Iovialis
Wortbedeutung
Das lateinische Wort "iovialis" bedeutet "zu Jupiter gehörend" und wurde im Deutschen zu "jovial". Das wiederum wird als "froh, heiter, leutselig, gönnerhaft" interpretiert. Seit dem 18. Jahrhundert ging das Wort "jovialisch", französisch jovial und italienisch gioviale in seiner Bedeutung auf den lateinischen Ursprung "iovialis" zurück.
Für die Bedeutungsübertragung war die mittelalterliche Astrologie verantwortlich, die den nach dem römischen Göttervater benannten Planeten Jupiter als Ursache für menschliche Fröhlichkeit und Heiterkeit ansah und danach den Heiteren mit "iovialis" "der im Sternbild des Planeten Jupiter Geborene" bezeichnete.
Ferner werden mit dem Wort altruistische Ziele verbunden, wobei sich die Einstellungs- und Handlungsgrundlage an den Interessen anderer orientierte.

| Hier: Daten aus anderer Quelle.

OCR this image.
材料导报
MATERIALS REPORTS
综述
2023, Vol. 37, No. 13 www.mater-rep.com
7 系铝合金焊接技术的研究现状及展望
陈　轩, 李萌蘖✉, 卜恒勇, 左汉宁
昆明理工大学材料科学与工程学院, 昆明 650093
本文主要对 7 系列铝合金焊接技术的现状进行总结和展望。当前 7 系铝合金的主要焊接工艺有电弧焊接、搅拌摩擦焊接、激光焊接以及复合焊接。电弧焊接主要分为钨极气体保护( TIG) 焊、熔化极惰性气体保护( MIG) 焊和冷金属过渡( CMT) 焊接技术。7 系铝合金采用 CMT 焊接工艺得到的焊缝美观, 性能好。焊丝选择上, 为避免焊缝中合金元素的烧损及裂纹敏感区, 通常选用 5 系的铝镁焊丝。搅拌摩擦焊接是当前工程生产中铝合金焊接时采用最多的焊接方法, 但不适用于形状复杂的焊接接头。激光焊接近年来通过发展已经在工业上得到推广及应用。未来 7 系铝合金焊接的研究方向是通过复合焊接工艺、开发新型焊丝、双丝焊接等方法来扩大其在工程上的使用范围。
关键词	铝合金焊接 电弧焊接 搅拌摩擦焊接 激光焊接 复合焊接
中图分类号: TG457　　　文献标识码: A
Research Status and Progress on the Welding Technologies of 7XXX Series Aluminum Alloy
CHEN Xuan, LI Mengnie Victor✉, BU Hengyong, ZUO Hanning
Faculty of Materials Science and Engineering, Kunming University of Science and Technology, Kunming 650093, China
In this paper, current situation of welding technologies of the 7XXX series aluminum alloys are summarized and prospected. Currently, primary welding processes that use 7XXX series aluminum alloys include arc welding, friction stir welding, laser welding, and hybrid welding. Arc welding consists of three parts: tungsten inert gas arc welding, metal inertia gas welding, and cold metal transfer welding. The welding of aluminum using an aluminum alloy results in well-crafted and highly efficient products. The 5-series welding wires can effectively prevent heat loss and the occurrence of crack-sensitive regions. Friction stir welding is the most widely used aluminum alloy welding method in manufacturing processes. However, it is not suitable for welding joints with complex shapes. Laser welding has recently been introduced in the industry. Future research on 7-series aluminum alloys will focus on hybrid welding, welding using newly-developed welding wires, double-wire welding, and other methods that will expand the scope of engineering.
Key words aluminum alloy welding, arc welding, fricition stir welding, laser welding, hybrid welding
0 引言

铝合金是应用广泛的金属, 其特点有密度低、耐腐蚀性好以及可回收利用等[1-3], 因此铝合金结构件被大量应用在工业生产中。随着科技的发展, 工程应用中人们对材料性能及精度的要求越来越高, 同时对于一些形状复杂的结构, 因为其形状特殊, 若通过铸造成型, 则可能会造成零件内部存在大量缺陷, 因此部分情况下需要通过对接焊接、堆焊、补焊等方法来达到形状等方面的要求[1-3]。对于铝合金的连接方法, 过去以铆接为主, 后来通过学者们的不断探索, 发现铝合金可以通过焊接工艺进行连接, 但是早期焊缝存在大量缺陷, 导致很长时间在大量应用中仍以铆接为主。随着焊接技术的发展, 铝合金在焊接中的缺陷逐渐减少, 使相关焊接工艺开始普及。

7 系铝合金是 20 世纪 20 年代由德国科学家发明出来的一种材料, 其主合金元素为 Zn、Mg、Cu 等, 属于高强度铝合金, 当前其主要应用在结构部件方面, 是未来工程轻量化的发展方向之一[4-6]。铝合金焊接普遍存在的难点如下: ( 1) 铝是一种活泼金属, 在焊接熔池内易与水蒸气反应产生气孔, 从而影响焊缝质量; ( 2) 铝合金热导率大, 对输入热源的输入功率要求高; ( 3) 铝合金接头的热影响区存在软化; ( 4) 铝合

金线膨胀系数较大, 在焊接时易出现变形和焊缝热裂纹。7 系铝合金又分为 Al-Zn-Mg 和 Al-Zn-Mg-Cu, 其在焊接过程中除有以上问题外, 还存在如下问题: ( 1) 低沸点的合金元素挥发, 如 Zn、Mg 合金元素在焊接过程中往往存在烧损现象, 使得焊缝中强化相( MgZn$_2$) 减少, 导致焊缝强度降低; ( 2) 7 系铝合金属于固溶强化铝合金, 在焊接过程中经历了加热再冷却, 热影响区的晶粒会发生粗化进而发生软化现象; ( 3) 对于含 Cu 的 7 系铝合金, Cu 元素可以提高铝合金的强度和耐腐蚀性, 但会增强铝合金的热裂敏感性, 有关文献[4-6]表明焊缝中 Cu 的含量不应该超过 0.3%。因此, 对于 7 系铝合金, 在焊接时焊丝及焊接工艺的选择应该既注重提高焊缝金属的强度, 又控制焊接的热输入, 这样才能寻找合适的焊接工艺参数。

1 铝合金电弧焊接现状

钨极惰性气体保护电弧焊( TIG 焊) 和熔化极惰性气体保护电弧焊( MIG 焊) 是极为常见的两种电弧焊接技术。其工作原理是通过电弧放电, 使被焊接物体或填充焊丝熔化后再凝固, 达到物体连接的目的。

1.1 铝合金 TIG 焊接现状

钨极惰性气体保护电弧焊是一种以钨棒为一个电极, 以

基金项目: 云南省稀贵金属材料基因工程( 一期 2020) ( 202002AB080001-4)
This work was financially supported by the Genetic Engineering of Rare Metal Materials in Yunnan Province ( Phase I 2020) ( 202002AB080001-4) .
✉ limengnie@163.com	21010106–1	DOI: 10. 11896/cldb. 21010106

Ebenfalls wird der Eudämonismus als Lehre vom Erlangen der Glückseligkeit auf individuellem oder kollektivem Weg mit dem Wort verknüpft. Die individuelle Variante des Eudämonismus zeigt meist hedonistische Grundzüge, die sinnliche Freude gilt als wesentliche Grundlage des Glücks. Unter den oft widrigen gesellschaftlichen Bedingungen könnte das Glück nicht unmittelbar, sondern, durch listigen Einsatz des Verstandes erreicht werden. Die Ausprägung des Eudämonismus im kollektiven Sinne wird meist als Utilitarismus bezeichnet.
Der Utilitarismus wurde als ethische Auffassung begründete, nach der "das größtmögliche Glück der größtmöglichen Zahl" Ziel des Handelns sein sollte. Der Utilitarismus wird als Erfolgsethik verstanden, deren Sinn darin liegt, dass der Einzelne über das Gemeinwohl sein eigenes Wohl förderte.
Der Utilitarismus kehrt die Moral des Liberalismus formal um, der davon ausgeht, dass das Handeln im eigenen Interesse letztlich auch für das Gemeinwohl am ergiebigsten sei.